Senegal remains a country of contrasts and contradictions, as do the
majority of our countries here in Africa. So Dakar has magnificent high-rise
buildings and architectural prize-winners with splendid views over the coast
and ocean, but just next door in the same Dakar are the slums of Pikine and
Guediawaye, where sheep, goats, rats, flies and fleas graze on the garbage
thrown out by entire families living in one room.

Sall embodied change, in this election, and everyone wanted change. But as
he has proceeded to appoint relatives and close associates to key positions
in both government and parastatals people are beginning to ask the obvious
question — is this really change?

Analysts believe he is doing his best to keep his promises, but the
circumstances are not favourable — so he has had to face reality and be
pragmatic. What has impressed commentators, apart from the election itself
and the peaceful transition, is the extent to which the new “opposition”
president has retained the previous institutions and eminent citizens in all
their various positions in exactly the same positions. This, they argue,
ensures institutional memory and hand-down. Is this a lesson Zimbabwe can

What is clear in the people’s body language is that they were extremely
reinvigorated by the change in their sense of patriotism and their immense
pride in their country for managing that change so well — they frequently
cite Senegal as the best democracy in Africa, and the Senegalese as the most
democratic and tolerant.

While other predominantly Moslem countries erupted into rebellion recently
over the Innocence of Islam video, Senegal didn’t.

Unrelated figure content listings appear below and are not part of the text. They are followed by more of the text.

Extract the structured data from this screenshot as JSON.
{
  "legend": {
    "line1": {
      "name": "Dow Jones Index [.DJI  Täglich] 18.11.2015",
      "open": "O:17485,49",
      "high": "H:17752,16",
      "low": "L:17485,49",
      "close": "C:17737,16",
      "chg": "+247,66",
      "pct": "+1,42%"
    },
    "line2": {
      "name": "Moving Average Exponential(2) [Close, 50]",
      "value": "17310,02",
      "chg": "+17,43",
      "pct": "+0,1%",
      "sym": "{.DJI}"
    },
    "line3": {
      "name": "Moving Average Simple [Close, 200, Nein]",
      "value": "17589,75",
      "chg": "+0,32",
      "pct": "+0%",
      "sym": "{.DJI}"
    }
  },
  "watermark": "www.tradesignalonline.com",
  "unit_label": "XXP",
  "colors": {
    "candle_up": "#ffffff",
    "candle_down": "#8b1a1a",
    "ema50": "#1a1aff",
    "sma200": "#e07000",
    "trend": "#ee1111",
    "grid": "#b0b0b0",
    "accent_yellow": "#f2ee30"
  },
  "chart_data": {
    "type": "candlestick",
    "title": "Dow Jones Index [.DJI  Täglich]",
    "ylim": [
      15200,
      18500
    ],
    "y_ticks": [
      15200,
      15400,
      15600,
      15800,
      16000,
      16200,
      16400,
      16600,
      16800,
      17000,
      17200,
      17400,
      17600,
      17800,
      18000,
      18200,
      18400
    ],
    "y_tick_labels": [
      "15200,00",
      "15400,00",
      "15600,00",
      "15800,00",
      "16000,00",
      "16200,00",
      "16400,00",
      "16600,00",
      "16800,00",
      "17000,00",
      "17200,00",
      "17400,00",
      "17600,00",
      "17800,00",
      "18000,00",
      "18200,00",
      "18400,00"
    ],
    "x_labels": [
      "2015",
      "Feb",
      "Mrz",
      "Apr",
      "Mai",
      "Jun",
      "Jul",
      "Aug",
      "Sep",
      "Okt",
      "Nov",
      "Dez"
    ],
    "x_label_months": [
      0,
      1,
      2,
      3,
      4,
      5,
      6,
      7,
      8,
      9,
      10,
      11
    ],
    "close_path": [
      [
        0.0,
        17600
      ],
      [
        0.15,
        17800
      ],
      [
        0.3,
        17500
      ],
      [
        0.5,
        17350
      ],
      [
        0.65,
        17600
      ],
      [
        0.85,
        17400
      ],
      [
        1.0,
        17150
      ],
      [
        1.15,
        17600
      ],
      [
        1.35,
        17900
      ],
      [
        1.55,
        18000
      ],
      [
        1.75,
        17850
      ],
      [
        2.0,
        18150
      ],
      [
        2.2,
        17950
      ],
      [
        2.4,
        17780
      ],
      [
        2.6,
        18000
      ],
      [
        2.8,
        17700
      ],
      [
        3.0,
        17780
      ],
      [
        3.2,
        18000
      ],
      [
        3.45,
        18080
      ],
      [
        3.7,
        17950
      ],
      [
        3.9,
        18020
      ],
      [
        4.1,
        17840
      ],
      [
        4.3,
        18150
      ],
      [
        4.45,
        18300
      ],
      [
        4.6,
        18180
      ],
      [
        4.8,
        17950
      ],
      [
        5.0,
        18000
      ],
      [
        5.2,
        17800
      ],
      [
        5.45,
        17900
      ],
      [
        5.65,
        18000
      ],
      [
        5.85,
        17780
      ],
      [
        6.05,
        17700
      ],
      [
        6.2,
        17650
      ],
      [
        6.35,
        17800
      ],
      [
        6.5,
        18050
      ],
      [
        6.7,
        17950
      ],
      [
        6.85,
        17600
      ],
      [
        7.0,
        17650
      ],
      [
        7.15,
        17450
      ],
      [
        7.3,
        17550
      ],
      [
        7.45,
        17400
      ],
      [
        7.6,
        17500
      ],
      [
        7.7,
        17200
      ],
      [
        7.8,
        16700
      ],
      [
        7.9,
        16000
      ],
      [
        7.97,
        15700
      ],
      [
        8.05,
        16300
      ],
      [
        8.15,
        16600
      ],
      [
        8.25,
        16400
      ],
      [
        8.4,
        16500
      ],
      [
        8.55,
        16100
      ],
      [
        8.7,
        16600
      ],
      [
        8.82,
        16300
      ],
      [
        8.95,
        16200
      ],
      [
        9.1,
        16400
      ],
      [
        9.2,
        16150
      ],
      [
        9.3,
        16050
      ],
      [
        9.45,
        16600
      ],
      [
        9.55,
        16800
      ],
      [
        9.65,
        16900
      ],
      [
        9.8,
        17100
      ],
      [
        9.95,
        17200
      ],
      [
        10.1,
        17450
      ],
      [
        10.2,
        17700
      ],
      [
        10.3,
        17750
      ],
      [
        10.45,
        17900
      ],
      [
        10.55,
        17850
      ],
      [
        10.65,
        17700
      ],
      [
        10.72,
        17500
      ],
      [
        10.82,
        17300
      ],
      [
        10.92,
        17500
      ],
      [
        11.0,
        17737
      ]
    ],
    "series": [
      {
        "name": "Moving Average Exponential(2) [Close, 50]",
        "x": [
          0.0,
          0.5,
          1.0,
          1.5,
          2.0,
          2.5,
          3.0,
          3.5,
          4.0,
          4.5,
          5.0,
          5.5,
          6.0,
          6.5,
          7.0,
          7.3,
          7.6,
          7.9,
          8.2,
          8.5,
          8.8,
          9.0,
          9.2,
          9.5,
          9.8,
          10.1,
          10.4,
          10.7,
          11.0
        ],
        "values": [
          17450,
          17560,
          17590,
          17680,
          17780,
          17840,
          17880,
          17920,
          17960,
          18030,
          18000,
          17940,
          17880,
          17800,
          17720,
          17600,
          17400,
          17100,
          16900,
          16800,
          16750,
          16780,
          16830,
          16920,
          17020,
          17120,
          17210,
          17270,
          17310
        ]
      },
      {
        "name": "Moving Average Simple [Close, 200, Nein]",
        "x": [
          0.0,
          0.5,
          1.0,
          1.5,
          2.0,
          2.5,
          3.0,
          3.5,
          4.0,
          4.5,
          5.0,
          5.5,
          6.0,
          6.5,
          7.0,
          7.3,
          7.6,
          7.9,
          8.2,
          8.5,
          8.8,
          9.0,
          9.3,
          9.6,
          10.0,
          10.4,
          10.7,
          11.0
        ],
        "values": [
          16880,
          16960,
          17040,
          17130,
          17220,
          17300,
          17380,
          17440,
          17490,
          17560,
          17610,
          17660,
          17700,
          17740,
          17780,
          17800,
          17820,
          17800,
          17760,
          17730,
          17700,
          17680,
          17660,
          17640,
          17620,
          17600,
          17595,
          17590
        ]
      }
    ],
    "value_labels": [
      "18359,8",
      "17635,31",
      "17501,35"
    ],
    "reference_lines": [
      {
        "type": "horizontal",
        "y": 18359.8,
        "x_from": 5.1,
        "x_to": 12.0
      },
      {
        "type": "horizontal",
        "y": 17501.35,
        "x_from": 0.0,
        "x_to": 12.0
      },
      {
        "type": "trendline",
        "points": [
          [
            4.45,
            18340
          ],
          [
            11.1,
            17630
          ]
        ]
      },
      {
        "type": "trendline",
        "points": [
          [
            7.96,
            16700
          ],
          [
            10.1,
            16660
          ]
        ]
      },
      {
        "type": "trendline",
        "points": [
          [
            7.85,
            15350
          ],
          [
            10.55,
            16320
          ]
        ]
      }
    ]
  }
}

Senegalese insist that
Islam preaches tolerance and peace. This was proof enough of this.

Perhaps the most important lesson from the Senegal transition is that a
highly educated, professional and apolitical security sector is vital.
Senegal’s generals are highly professional — they don’t dabble in politics
and are proud of it. But, it was amazing how many of former President Wade’s
closest allies appointed to high posts by Wade himself abandoned him either
immediately before or immediately after the second round. Forget about our
own generals causing trouble when Robert Mugabe loses; they will be the
first to abandon ship and salute Morgan Tsvangirai, such is fickleness of
human nature!

Another lesson — it is important that the defeated president has somewhere
to go outside the country, at least for the first few months after the
change, without appearing to be fleeing.

Civil society played a huge part in managing the change — and they need to
be allowed to do that. It was largely thanks to civil society that there was
no violence. Another aspect of the Senegal election — many of the
politicians are highly qualified professionals with their own resources.
They also openly fund-raise in the west — in US, France and Canada in
particular — and this is accepted as perfectly normal. Linked to that, the
military and the civil servants seem sufficiently well-paid that they are
not dependent on hand-outs or kick-backs from government.